We were so close to being done, but hadn’t quite gotten it over the line. Just a few more hours work and we’d have a working pipe lock we could be proud of. And it is something that not a lot of blacksmiths have made.
Our big task of the evening was to get our key finished up and working smoothly to open the lock. Sounds simple enough, but it took a lot of tweaking to get the shoulders in the right place so that it would go into the lock deep enough to open the lock but not too deep as to slip over the spring and be forever stuck inside the pipe.
A bit of grinding on the key, bending of the bow, filing of the key opening as well as the opening at the end of the pipe and it started coming together.
There was also a fair amount of fussing, pondering, and consternation about how things were coming together, but in the end there was a shout and a leap and success!
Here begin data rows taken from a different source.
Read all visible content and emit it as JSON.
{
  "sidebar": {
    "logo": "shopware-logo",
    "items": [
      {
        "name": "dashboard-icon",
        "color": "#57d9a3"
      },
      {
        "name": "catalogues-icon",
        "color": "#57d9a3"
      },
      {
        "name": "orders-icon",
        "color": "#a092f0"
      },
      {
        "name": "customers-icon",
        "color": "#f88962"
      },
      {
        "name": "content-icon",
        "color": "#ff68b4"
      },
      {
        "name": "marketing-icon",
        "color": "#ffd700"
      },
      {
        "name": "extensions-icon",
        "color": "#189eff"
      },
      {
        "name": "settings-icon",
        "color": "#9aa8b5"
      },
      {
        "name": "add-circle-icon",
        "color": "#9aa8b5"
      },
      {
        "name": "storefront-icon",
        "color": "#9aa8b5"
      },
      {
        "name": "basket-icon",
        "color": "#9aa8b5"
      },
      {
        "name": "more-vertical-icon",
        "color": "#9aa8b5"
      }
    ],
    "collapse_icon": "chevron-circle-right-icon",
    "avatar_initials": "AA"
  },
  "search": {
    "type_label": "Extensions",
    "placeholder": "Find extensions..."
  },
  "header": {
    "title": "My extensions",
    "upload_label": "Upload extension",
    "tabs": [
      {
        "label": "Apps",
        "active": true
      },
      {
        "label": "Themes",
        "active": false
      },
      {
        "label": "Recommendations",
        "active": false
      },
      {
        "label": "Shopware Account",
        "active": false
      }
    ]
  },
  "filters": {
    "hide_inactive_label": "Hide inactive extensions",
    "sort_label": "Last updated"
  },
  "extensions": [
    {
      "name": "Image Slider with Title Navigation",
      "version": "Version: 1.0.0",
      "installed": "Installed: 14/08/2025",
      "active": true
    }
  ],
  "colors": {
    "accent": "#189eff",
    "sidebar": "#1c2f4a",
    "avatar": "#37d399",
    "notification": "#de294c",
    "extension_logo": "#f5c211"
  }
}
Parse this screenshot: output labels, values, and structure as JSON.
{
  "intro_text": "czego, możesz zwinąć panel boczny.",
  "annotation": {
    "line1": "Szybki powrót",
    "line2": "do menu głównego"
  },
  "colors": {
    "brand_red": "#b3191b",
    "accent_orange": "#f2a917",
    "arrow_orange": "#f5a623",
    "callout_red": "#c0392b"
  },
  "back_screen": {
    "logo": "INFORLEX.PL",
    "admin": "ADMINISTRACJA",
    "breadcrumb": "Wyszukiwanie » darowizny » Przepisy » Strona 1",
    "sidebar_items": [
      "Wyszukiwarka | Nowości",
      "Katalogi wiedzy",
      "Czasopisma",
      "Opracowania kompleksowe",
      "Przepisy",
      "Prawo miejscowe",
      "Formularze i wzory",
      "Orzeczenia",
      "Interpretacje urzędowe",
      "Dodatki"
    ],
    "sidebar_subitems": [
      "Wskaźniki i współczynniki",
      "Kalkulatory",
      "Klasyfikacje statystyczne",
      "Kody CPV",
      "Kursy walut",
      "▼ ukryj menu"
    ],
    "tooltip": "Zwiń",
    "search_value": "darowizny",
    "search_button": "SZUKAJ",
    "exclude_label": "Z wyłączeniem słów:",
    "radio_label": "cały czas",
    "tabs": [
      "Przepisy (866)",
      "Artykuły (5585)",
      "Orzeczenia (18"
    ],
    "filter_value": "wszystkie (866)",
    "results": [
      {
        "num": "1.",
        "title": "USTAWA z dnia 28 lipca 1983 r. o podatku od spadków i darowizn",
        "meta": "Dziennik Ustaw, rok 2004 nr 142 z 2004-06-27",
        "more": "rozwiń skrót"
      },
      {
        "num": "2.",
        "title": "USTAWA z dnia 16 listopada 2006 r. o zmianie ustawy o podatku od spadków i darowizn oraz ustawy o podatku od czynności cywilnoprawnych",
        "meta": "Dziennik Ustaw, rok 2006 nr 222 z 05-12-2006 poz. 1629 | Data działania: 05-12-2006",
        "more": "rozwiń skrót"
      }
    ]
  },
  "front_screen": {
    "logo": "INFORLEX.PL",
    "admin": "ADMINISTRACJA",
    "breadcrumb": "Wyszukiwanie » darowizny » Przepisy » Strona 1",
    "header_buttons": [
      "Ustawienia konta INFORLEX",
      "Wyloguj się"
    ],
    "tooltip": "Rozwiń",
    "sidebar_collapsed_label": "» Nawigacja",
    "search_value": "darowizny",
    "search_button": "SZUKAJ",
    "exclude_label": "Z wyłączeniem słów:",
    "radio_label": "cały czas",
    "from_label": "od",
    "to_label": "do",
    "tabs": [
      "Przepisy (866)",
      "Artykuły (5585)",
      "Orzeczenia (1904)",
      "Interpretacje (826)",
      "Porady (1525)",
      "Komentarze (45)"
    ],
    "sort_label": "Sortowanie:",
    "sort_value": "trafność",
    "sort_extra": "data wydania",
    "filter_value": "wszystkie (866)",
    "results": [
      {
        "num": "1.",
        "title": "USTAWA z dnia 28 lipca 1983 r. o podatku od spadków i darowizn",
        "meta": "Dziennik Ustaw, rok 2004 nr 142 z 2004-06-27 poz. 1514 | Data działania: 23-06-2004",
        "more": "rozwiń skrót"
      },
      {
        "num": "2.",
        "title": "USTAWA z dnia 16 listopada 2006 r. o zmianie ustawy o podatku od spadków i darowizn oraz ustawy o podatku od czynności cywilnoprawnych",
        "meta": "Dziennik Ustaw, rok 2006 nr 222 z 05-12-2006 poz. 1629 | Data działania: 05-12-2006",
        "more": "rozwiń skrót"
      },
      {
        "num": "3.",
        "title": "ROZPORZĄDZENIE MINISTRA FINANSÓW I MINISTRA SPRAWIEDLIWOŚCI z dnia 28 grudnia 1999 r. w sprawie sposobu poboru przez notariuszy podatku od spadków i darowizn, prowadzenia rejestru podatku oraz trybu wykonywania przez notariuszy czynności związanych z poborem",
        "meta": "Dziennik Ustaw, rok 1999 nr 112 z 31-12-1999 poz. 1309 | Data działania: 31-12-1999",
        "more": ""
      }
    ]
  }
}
This really is a piece to be proud of. It’s a very clever, if simple in concept, design that’s a challenge to execute. I’d love to make another one when I had a couple of weeks to kill. Like everything, I’m sure the next one would take less time now that we know what we’re doing, but it’s still a whole lot of steps and and whole lot of fitting to make it work. The time to create a lock like this is going to far exceed what the market would bear, but it’s a fun thing to work on anyway.
And with our apprenticeship under Doug Swenson of Goose Prairie Forge coming to an end, we did celebrate in proper fashion with some Trappist monk ale and a toast.